This morning I started right away working on the yellow hominy and got it all canned – 12 pints.
If anyone is interested in making hominy, Red Rose Homestead has good, fairly concise instructions in this video. At about the 20:00 point, she’s talking about her jars, after canning, having no water – the corn absorbed it all. She mentions that her beans do the same thing. In my opinion, she’s filling the jars with too much corn and not enough water.
I filled my jars about 3/4 full of hominy. It was actually 230 grams of hominy in each jar.
The photo above is before canning. The top photo is after canning. After canning, the hominy had plumped up and the jars were full, but the water still covered the kernels.
I have this jar tilted so you can see that the water level is over the top of the hominy.

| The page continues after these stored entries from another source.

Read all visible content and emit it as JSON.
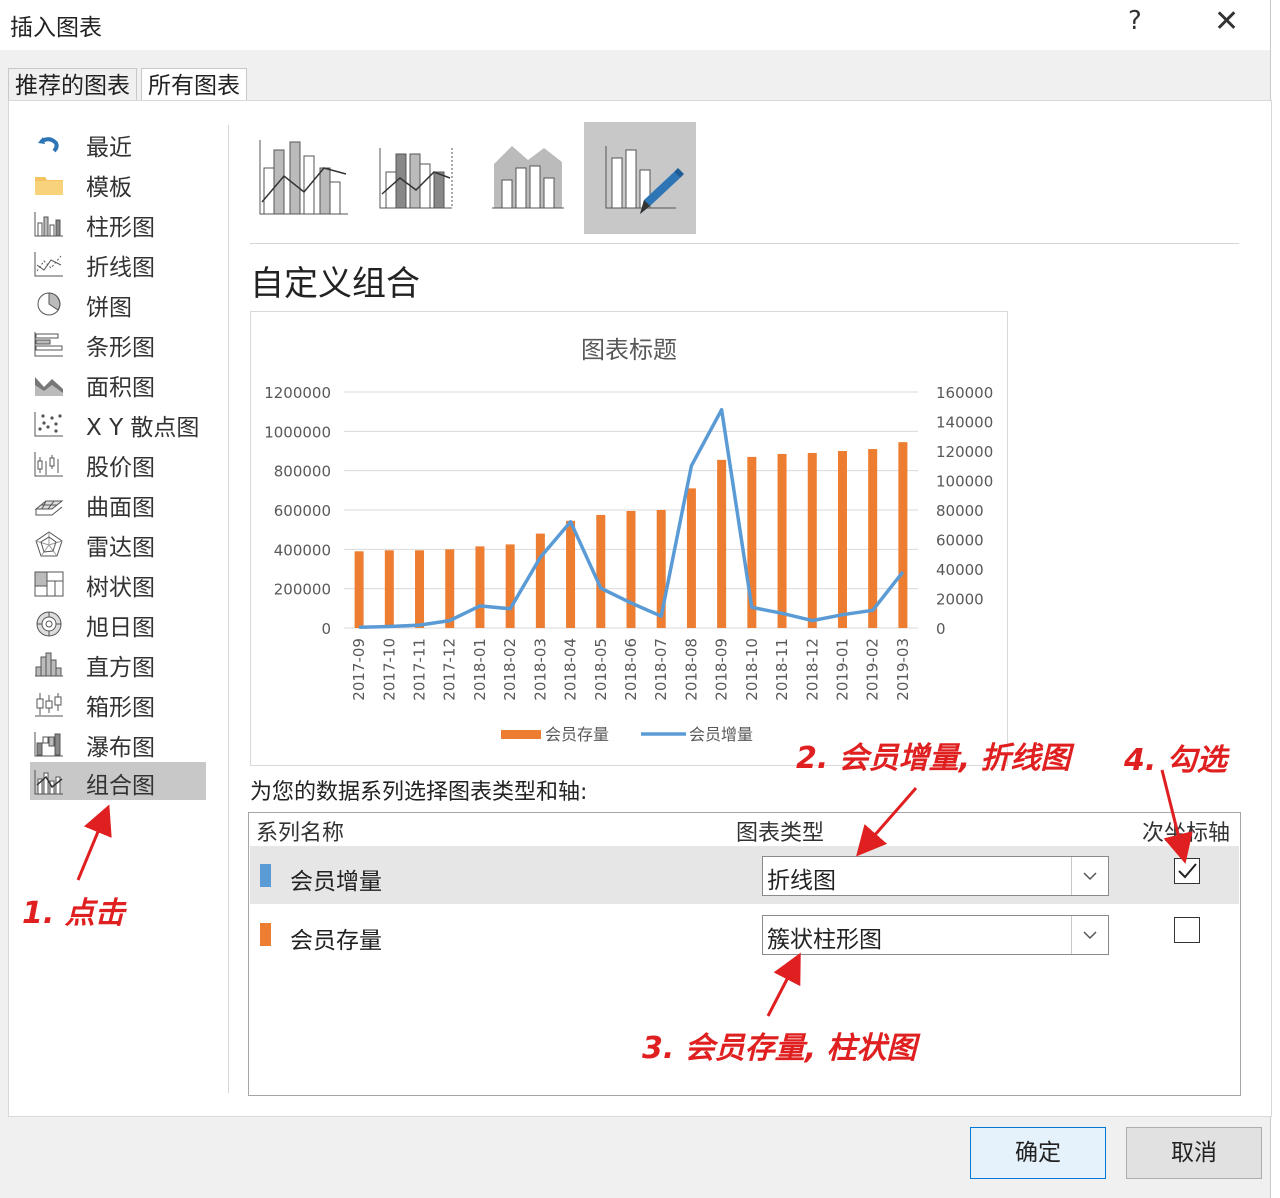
{
  "window": {
    "title": "插入图表",
    "help_label": "?",
    "close_label": "✕"
  },
  "tabs": [
    {
      "label": "推荐的图表",
      "active": false
    },
    {
      "label": "所有图表",
      "active": true
    }
  ],
  "sidebar": {
    "selected": "组合图",
    "items": [
      {
        "label": "最近",
        "icon": "undo-icon"
      },
      {
        "label": "模板",
        "icon": "folder-icon"
      },
      {
        "label": "柱形图",
        "icon": "column-chart-icon"
      },
      {
        "label": "折线图",
        "icon": "line-chart-icon"
      },
      {
        "label": "饼图",
        "icon": "pie-chart-icon"
      },
      {
        "label": "条形图",
        "icon": "bar-chart-icon"
      },
      {
        "label": "面积图",
        "icon": "area-chart-icon"
      },
      {
        "label": "X Y 散点图",
        "icon": "scatter-chart-icon"
      },
      {
        "label": "股价图",
        "icon": "stock-chart-icon"
      },
      {
        "label": "曲面图",
        "icon": "surface-chart-icon"
      },
      {
        "label": "雷达图",
        "icon": "radar-chart-icon"
      },
      {
        "label": "树状图",
        "icon": "treemap-icon"
      },
      {
        "label": "旭日图",
        "icon": "sunburst-icon"
      },
      {
        "label": "直方图",
        "icon": "histogram-icon"
      },
      {
        "label": "箱形图",
        "icon": "box-whisker-icon"
      },
      {
        "label": "瀑布图",
        "icon": "waterfall-icon"
      },
      {
        "label": "组合图",
        "icon": "combo-chart-icon"
      }
    ]
  },
  "subtypes": {
    "selected_index": 3,
    "icons": [
      "clustered-column-line-icon",
      "clustered-column-line-secondary-icon",
      "stacked-area-column-icon",
      "custom-combination-icon"
    ]
  },
  "section_title": "自定义组合",
  "chart_data": {
    "type": "bar",
    "title": "图表标题",
    "categories": [
      "2017-09",
      "2017-10",
      "2017-11",
      "2017-12",
      "2018-01",
      "2018-02",
      "2018-03",
      "2018-04",
      "2018-05",
      "2018-06",
      "2018-07",
      "2018-08",
      "2018-09",
      "2018-10",
      "2018-11",
      "2018-12",
      "2019-01",
      "2019-02",
      "2019-03"
    ],
    "series": [
      {
        "name": "会员存量",
        "kind": "bar",
        "axis": "primary",
        "color": "#ed7d31",
        "values": [
          390000,
          395000,
          395000,
          400000,
          415000,
          425000,
          480000,
          545000,
          575000,
          595000,
          600000,
          710000,
          855000,
          870000,
          885000,
          890000,
          900000,
          910000,
          945000
        ]
      },
      {
        "name": "会员增量",
        "kind": "line",
        "axis": "secondary",
        "color": "#5b9bd5",
        "values": [
          500,
          1000,
          2000,
          5000,
          15000,
          13000,
          48000,
          72000,
          27000,
          17000,
          8000,
          110000,
          148000,
          14000,
          10000,
          5000,
          9000,
          12000,
          38000
        ]
      }
    ],
    "ylim": [
      0,
      1200000
    ],
    "y2lim": [
      0,
      160000
    ],
    "yticks": [
      "1200000",
      "1000000",
      "800000",
      "600000",
      "400000",
      "200000",
      "0"
    ],
    "y2ticks": [
      "160000",
      "140000",
      "120000",
      "100000",
      "80000",
      "60000",
      "40000",
      "20000",
      "0"
    ],
    "legend": "bottom",
    "grid": true
  },
  "series_prompt": "为您的数据系列选择图表类型和轴:",
  "grid_headers": {
    "name": "系列名称",
    "type": "图表类型",
    "secondary": "次坐标轴"
  },
  "rows": [
    {
      "name": "会员增量",
      "color": "#5b9bd5",
      "chart_type": "折线图",
      "secondary_axis": true
    },
    {
      "name": "会员存量",
      "color": "#ed7d31",
      "chart_type": "簇状柱形图",
      "secondary_axis": false
    }
  ],
  "buttons": {
    "ok": "确定",
    "cancel": "取消"
  },
  "annotations": {
    "a1": "1. 点击",
    "a2": "2. 会员增量, 折线图",
    "a3": "3. 会员存量, 柱状图",
    "a4": "4. 勾选"
  }
}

When canning anything that expands greatly – beans and hominy come to mind – always add more water than you think you need until you’re confident you know the correct ratios.
I finished canning the hominy, went downstairs to take the dogs out, walked by the shelves of tomatoes; told myself I’ll do them tomorrow, then said NO! Get it done.

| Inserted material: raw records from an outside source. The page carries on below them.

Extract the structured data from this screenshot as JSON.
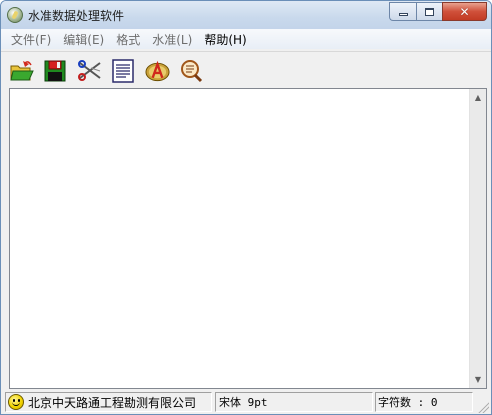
{
  "window": {
    "title": "水准数据处理软件",
    "controls": {
      "minimize": "minimize",
      "maximize": "maximize",
      "close": "✕"
    }
  },
  "menu": {
    "items": [
      {
        "label": "文件(F)",
        "enabled": false
      },
      {
        "label": "编辑(E)",
        "enabled": false
      },
      {
        "label": "格式",
        "enabled": false
      },
      {
        "label": "水准(L)",
        "enabled": false
      },
      {
        "label": "帮助(H)",
        "enabled": true
      }
    ]
  },
  "toolbar": {
    "buttons": [
      {
        "icon": "open-folder-icon"
      },
      {
        "icon": "save-disk-icon"
      },
      {
        "icon": "scissors-cut-icon"
      },
      {
        "icon": "document-list-icon"
      },
      {
        "icon": "font-a-icon"
      },
      {
        "icon": "magnifier-document-icon"
      }
    ]
  },
  "editor": {
    "content": ""
  },
  "status": {
    "company": "北京中天路通工程勘测有限公司",
    "font": "宋体 9pt",
    "char_count": "字符数 : 0"
  },
  "colors": {
    "title_bar": "#c9d9ec",
    "close_button": "#c23b24",
    "menu_disabled_text": "#6d6d6d",
    "editor_background": "#ffffff"
  }
}
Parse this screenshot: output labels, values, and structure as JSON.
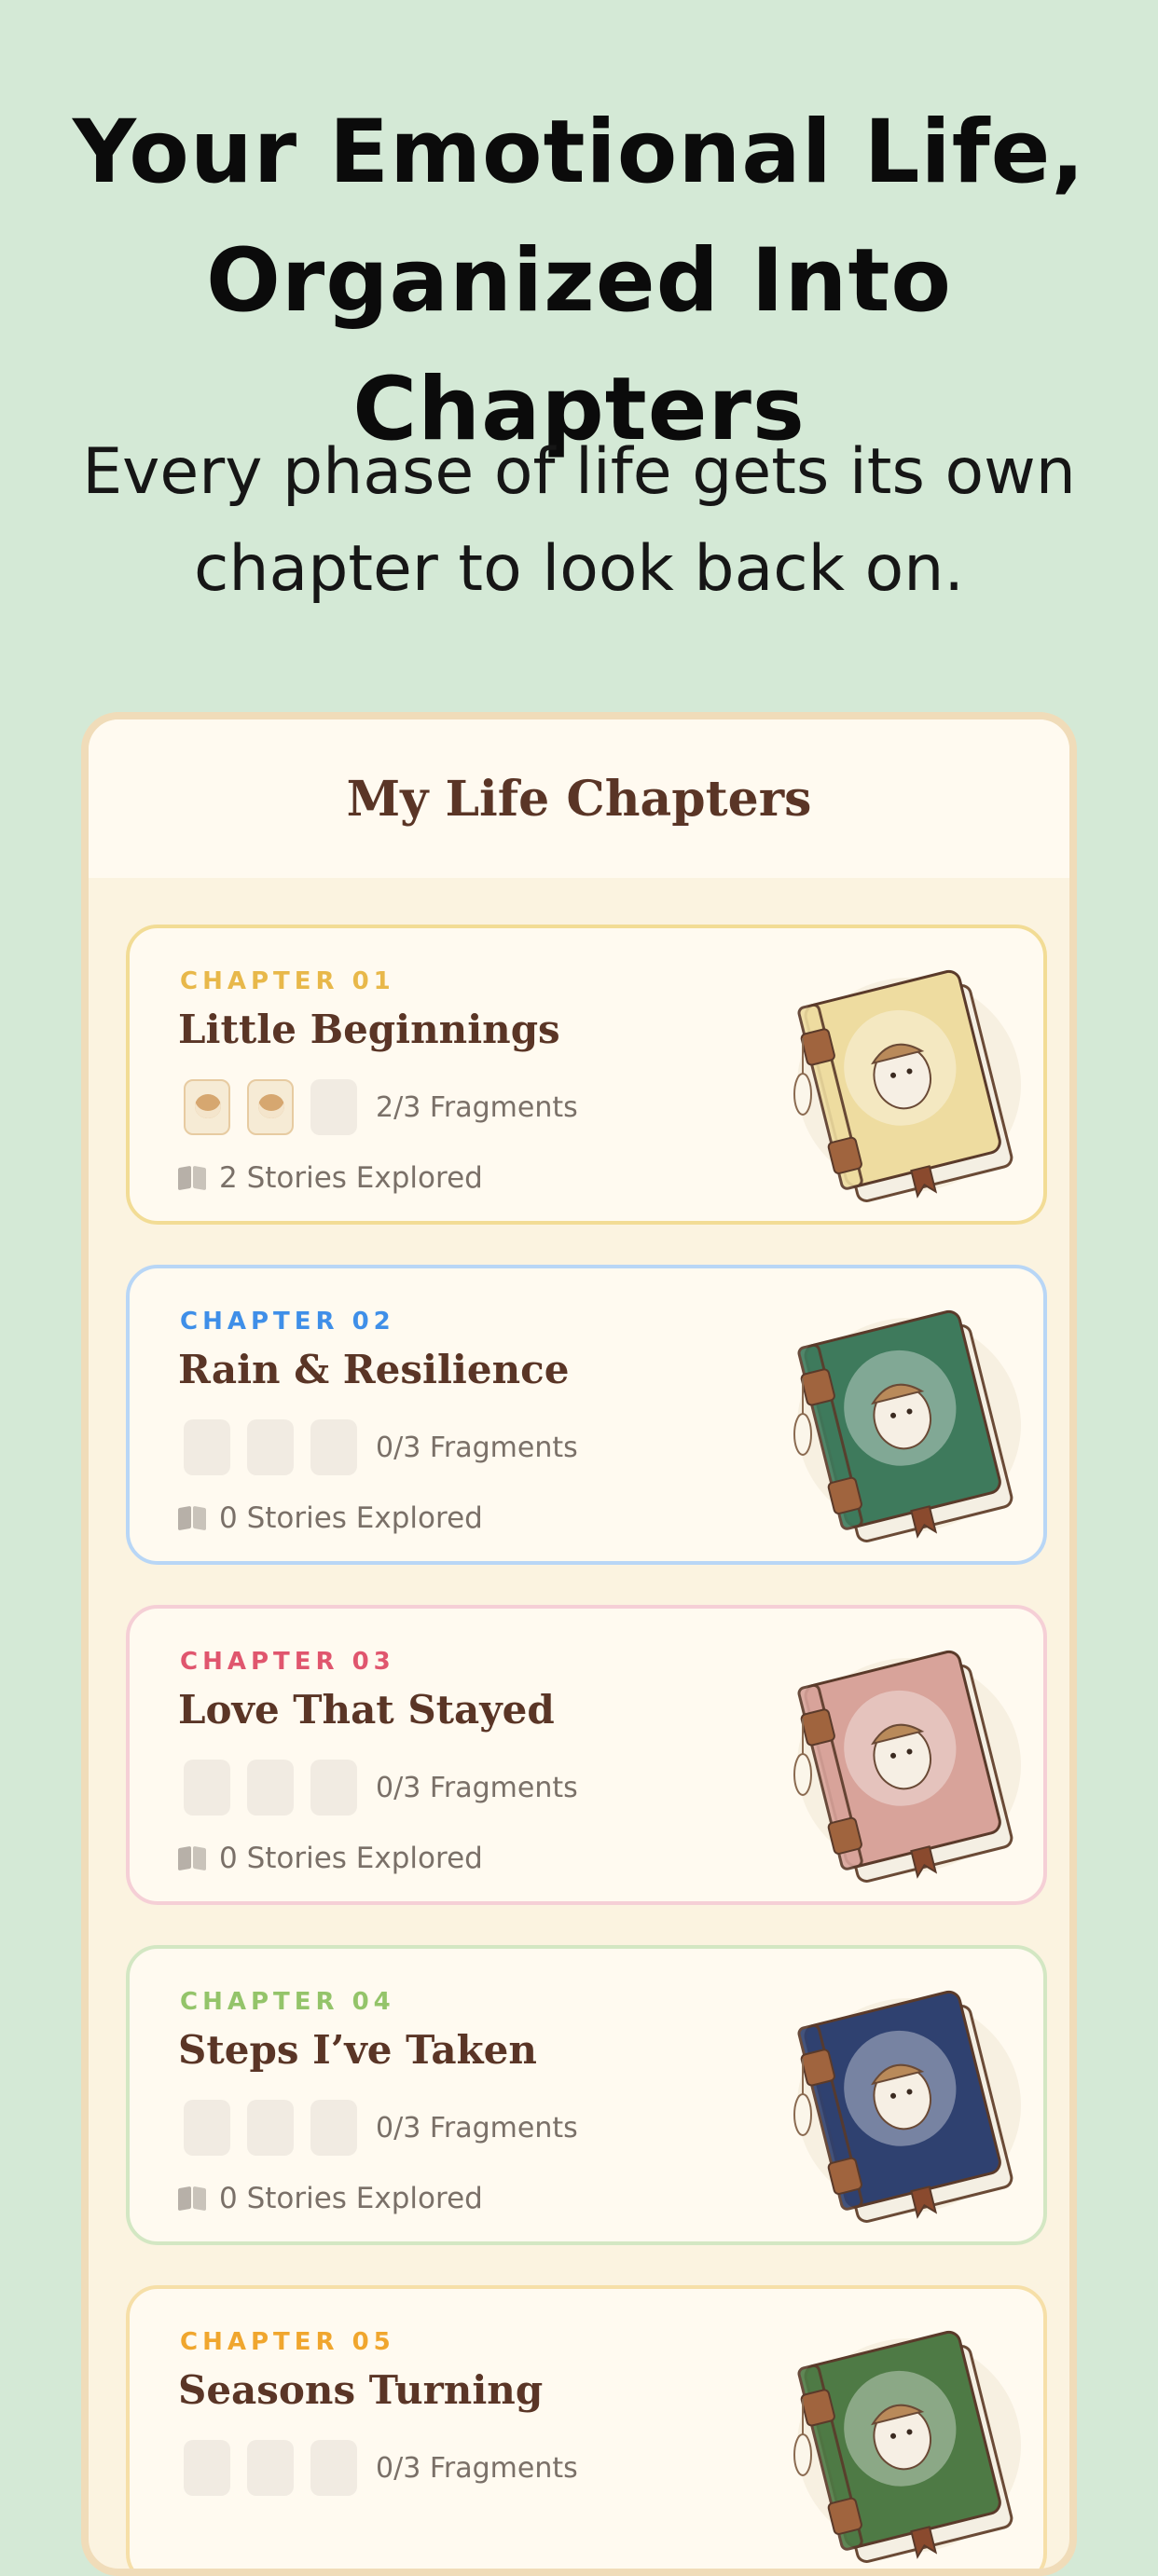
{
  "headline": {
    "line1": "Your Emotional Life,",
    "line2": "Organized Into Chapters"
  },
  "subhead": {
    "line1": "Every phase of life gets its own",
    "line2": "chapter to look back on."
  },
  "screen": {
    "title": "My Life Chapters",
    "chapters": [
      {
        "label": "CHAPTER 01",
        "title": "Little Beginnings",
        "fragments": "2/3 Fragments",
        "fragments_filled": 2,
        "stories": "2 Stories Explored",
        "accent": "#e8b84a",
        "border": "#f2dc95",
        "book_color": "#eedca0",
        "illustration": "hedgehog-explorer-book-icon"
      },
      {
        "label": "CHAPTER 02",
        "title": "Rain & Resilience",
        "fragments": "0/3 Fragments",
        "fragments_filled": 0,
        "stories": "0 Stories Explored",
        "accent": "#3f8fe8",
        "border": "#b8d6f6",
        "book_color": "#3e7a5c",
        "illustration": "hedgehog-umbrella-book-icon"
      },
      {
        "label": "CHAPTER 03",
        "title": "Love That Stayed",
        "fragments": "0/3 Fragments",
        "fragments_filled": 0,
        "stories": "0 Stories Explored",
        "accent": "#e0566e",
        "border": "#f5cfd6",
        "book_color": "#d8a39a",
        "illustration": "hedgehog-petals-book-icon"
      },
      {
        "label": "CHAPTER 04",
        "title": "Steps I’ve Taken",
        "fragments": "0/3 Fragments",
        "fragments_filled": 0,
        "stories": "0 Stories Explored",
        "accent": "#94c46a",
        "border": "#d3e7c3",
        "book_color": "#2f4170",
        "illustration": "hedgehog-forest-book-icon"
      },
      {
        "label": "CHAPTER 05",
        "title": "Seasons Turning",
        "fragments": "0/3 Fragments",
        "fragments_filled": 0,
        "stories": "",
        "accent": "#f0a62e",
        "border": "#f6dfa8",
        "book_color": "#4e7a45",
        "illustration": "hedgehog-autumn-book-icon"
      }
    ]
  }
}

I gathered up about 30 pounds of tomatoes, washed them, removed the cores, quartered them and roasted them in the oven. Then once they cooled, I slipped off the skins, heated them for a while on the stove and canned them.
They filled 10 quart jars and 1 pint jar. I’m hoping to have enough tomatoes to get at least 30 quarts. There are enough almost ready tomatoes on the shelf outside that should fill 10 more quarts so I’ll only need about 30 more pounds and I believe there are that many left on the vines.
When we lived in MO the first time – it was probably 13 years ago – I had canned about 60 jars of tomatoes. There were so many to get canned, instead of making sauces or salsa or any other “secondary” type recipe, I started canning hot packing almost raw tomatoes with nothing added except salt and a bit of citric acid. I would use those tomatoes in soups, chili, spaghetti sauce. If a recipe called for anything – sauce, paste, diced – I used a jar of these tomatoes. One day I made spaghetti sauce. Chad and Vince raved about it. I pretty much forgot about that and since then, I’ve had fewer tomatoes to get canned and I would make a variety of recipes but I hadn’t canned just plain, barely heated tomatoes.
Chad has continued to talk about that spaghetti sauce. He thinks it’s because I left the seeds in the tomatoes (instead of using the food mill to remove the seeds and bigger pieces of pulp. Today, when I was going to can the tomatoes, I thought . . I wonder if it was just the whole canned tomatoes that made that sauce so good. It could have been whatever kind of tomatoes I grew back then . . I have no idea but this is the easiest way to can them so I did it and I’ll try using some of this to make spaghetti sauce and see what kind of reaction I get.
The food truck with fish will be back in town tomorrow so we’re having fish. No cooking tomorrow!
Sheryl Till says
…I made tomato sauce yesterday from thick juice I had after canning crushed tomatoes. I got 7 half pints canned this afternoon. I have 4 more jars to do tomorrow. I’ll nuke them in the microwave to heat them back up. I’m hoping to be able to buy more tomatoes next week to make more sauce. This guys tomatoes have so good!
judy.blog@gmail.com says
That is so nice to be able to buy them! So glad to see you doing this.